Super Bowl outage: Is US ready to address reliability?
Super Bowl 2013's power outage was caused by a faulty relay, utility says. If an outage can occur at the Super Bowl, in front of the nation's largest TV audience, can it happen anywhere?
David Goldman/AP
For most football fans watching the Super Bowl, the half-hour power outage that stopped the game amounted to little more than a weird inconvenience. But as America waited – or took to Twitter to pass the time – the issue of energy reliability was suddenly thrust into center stage. The question now is: Will it stay in the limelight?
The power outage that plunged America's most-watched television event into half light was caused by the failure of a relay. according to Entergy, the utility supplying power to the Superdome, which hosted Sunday's Super Bowl. The equipment was supposed to protect the stadium's electrical supply. It ended up causing an embarrassing delay.
With large outages happening more frequently and the impending retirement of more that 60 gigawatts of fossil-fueled electrical power by 2017, America's electrical grid will be under more stress. Areas of the United States will see their reserve margins of electrical power reduced. Texas, next door to Louisiana, will be hit particularly hard. The Super Bowl outage was not related to these shifts, but it could serve as a wake-up call.
"Ok folks - time to upgrade New Orleans' energy infrastructure maybe?" tweeted Andrew Holland, an energy security analyst and contributor to Consumer Energy Report, during the game.
"A watershed moment for an energy revolution?" asked Tom Kimbis, vice president of strategy and external affairs at the Solar Energy Industries Association, on Twitter.
Bill McKibben, founder of environmentalist group 350.org, offered a dry proposal on Twitter: "Here's a weird idea. What if we played football outdoors? Under the sun?"
Five days after the power failure and an intensive investigation, Entergy took the blame. It said its relay, at the intersection between the company's incoming power line and the lines that feed the Superdome, failed unexpectedly. The utility had been busy in the run-up to the Super Bowl replacing and upgrading equipment e after officials had expressed concerns that the stadium might be subject to an outage similar to a power failure in San Francisco's Candlestick Park during a 2011 nationally televised football game.
The new system performed with no incidents during several high profile events in the Superdome, including January's Sugar Bowl, and was tested repeatedly and successfully in the run-up to the Super Bowl itself, according to Entergy. When it failed during the game, half the lights in the stadium went out, delaying the game for 34 minutes.

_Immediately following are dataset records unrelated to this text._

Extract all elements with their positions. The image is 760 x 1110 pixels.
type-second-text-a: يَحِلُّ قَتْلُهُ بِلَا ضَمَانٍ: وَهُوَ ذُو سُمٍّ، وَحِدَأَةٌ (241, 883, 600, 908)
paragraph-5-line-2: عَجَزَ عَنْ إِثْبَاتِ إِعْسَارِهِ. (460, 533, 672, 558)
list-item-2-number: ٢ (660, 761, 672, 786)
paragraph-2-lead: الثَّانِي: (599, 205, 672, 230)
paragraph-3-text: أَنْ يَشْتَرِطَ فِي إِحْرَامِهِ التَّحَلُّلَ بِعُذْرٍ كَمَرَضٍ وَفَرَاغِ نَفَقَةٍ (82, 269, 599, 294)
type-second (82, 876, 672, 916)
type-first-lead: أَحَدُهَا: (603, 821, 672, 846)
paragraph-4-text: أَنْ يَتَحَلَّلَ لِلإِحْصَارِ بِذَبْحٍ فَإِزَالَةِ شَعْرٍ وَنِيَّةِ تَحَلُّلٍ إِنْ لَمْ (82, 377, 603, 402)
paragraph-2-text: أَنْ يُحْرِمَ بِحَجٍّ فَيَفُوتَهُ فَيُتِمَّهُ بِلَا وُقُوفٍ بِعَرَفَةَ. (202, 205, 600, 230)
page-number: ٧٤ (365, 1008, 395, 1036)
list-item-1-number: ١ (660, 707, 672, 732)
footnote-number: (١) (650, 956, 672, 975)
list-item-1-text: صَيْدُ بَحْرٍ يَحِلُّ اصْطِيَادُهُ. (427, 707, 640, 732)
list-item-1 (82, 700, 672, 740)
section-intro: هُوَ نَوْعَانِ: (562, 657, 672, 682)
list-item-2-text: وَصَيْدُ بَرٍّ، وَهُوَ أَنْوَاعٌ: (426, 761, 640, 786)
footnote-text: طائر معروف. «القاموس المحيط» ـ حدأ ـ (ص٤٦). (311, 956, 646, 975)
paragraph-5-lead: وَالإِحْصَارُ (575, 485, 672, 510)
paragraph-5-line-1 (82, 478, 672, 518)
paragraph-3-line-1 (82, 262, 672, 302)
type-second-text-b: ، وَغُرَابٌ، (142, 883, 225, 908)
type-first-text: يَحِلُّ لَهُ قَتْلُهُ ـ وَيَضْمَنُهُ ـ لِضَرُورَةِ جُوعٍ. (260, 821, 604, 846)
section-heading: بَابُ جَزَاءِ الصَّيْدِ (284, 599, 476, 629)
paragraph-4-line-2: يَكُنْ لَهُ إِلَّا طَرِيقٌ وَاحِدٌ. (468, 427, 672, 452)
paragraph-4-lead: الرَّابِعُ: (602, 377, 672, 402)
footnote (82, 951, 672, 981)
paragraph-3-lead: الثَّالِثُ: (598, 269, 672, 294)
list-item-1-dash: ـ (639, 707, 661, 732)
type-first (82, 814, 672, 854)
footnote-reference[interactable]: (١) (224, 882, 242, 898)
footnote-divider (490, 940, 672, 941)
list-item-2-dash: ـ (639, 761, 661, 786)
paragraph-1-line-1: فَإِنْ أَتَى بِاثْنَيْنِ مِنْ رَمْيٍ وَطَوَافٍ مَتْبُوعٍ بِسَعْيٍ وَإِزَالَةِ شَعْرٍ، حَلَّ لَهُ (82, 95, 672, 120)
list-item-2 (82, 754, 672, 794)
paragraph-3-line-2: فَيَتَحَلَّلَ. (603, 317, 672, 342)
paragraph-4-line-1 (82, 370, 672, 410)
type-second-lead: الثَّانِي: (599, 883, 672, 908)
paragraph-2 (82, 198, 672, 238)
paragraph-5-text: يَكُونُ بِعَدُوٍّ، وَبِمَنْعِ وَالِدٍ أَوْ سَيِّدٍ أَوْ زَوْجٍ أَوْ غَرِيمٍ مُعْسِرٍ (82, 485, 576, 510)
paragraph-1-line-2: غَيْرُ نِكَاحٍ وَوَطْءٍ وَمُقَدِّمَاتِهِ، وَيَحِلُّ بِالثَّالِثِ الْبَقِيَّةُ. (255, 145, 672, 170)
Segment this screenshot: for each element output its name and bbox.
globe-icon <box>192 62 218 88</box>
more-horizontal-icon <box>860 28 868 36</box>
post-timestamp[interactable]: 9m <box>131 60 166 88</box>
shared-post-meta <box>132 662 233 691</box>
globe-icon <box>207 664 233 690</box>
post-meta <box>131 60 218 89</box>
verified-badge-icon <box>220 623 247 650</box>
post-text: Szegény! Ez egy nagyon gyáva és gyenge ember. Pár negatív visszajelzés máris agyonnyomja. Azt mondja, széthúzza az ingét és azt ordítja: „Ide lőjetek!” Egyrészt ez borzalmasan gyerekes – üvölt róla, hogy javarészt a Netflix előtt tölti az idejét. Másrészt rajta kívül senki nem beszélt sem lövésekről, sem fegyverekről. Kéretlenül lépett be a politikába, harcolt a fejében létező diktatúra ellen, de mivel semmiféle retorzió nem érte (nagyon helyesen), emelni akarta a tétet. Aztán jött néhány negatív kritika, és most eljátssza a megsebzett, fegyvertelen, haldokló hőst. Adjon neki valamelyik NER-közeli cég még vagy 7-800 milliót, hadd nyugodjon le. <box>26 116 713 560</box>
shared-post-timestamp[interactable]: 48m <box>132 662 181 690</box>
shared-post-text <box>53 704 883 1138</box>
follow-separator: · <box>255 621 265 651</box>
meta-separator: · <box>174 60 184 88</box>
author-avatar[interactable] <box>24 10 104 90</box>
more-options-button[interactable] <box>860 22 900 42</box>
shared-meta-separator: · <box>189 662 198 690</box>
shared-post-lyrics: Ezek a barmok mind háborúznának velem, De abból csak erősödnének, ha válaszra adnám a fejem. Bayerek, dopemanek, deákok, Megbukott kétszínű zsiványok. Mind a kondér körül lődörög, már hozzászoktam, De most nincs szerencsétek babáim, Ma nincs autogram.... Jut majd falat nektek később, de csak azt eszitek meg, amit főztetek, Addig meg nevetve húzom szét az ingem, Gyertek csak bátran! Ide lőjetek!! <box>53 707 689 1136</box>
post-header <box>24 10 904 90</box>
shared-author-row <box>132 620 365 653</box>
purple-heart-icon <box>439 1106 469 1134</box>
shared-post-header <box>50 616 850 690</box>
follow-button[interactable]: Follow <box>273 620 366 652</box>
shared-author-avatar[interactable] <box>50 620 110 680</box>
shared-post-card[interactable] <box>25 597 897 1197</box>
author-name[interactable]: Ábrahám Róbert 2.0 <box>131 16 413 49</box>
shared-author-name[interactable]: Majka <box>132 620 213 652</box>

The interruption sparked a high-profile discussion about an issue that rarely gets much attention outside of weather-related events.
“It’s possible that such an embarrassing episode during America’s most iconic cultural event, in front of the whole world, will prompt the Congress to get serious about upgrading the U.S. grid and electrical transmission system,” Paul Bledsoe, an independent consultant and former Clinton White House aide, wrote to Politico's Morning Energy.
Environmental regulation, low natural gas prices, and other forces will cause the retirement of some 71 gigawatts of fossil-fueled power capacity by 2022, more than 90 percent of it by 2017, according to forecasts by the not-for-profit North American Electric Reliability Corp. "Reserve margins are likely to be reduced, but to levels that are still above targets. However,retirements over the next three to four years may raise issues related to system stability and the need for transmission enhancements, which if not addressed could cause reliability concerns in some areas."
Texas' generation is in particularly bad shape, with reserve margins falling below recommended levels, the NERC says.
The grid may also become more stressed if powerful storms become more frequent. In 2002, US utilities reported 18 major outages, mostly storm-related, to the US Department of Energy. By 2007, that number had climbed to 49; by 2012, it was 87.